Autoregressive and diffusion modeling
Autoregressive models factorize a distribution into a product of conditionals predicted in sequence, while diffusion models learn to reverse a gradual noising process, both giving high-quality generation.

Clinical relevance

Deep generative models power image and audio synthesis, data augmentation, drug and material design, and the generative artificial intelligence systems that produce text and images; their ability to create convincing synthetic content also raises significant concerns about misuse, authenticity, and evaluation.

History

Generative modeling with neural networks progressed from restricted Boltzmann machines and deep belief nets to variational autoencoders and, in 2014, generative adversarial networks.
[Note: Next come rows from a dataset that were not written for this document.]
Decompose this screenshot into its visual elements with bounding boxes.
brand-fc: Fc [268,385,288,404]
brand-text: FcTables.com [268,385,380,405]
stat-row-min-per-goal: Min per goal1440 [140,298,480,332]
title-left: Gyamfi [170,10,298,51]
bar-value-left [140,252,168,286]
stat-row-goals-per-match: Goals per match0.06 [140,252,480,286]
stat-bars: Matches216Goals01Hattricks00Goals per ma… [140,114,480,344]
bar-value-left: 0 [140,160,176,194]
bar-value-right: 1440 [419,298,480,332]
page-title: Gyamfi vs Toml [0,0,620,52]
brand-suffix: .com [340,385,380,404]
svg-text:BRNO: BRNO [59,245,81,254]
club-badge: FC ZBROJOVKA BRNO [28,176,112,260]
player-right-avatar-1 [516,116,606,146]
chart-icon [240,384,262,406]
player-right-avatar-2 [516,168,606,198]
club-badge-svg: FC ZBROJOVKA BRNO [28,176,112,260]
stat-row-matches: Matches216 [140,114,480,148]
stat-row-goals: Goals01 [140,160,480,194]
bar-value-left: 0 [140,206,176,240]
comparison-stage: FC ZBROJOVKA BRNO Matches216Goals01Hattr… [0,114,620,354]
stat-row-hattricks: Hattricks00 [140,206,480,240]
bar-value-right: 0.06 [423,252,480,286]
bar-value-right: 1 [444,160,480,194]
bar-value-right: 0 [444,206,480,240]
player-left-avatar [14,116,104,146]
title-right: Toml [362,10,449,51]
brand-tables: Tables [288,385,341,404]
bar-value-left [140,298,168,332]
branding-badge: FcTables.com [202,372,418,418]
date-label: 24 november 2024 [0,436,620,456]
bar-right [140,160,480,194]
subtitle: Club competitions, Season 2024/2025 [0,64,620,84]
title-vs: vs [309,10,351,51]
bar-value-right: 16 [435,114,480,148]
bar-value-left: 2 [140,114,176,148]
Autoregressive models advanced text and audio generation, and diffusion models later achieved leading image-synthesis quality, making generative modeling a central theme of modern artificial intelligence.

Key figures

  • Ian Goodfellow
  • Diederik Kingma
  • Yoshua Bengio

Related topics

Seminal works

  • goodfellow2016
  • lecun2015
  • murphy2012

Frequently asked questions

What is a generative adversarial network?
It is a pair of networks trained together: a generator that creates samples and a discriminator that tries to tell real data from generated data. The generator improves by learning to fool the discriminator, and at the ideal balance it produces realistic samples.
How do diffusion models generate data?
Diffusion models learn to reverse a process that gradually adds noise to data. Starting from pure noise, the model repeatedly removes a little noise, step by step, until a clean sample emerges, which has proven very effective for high-quality image generation.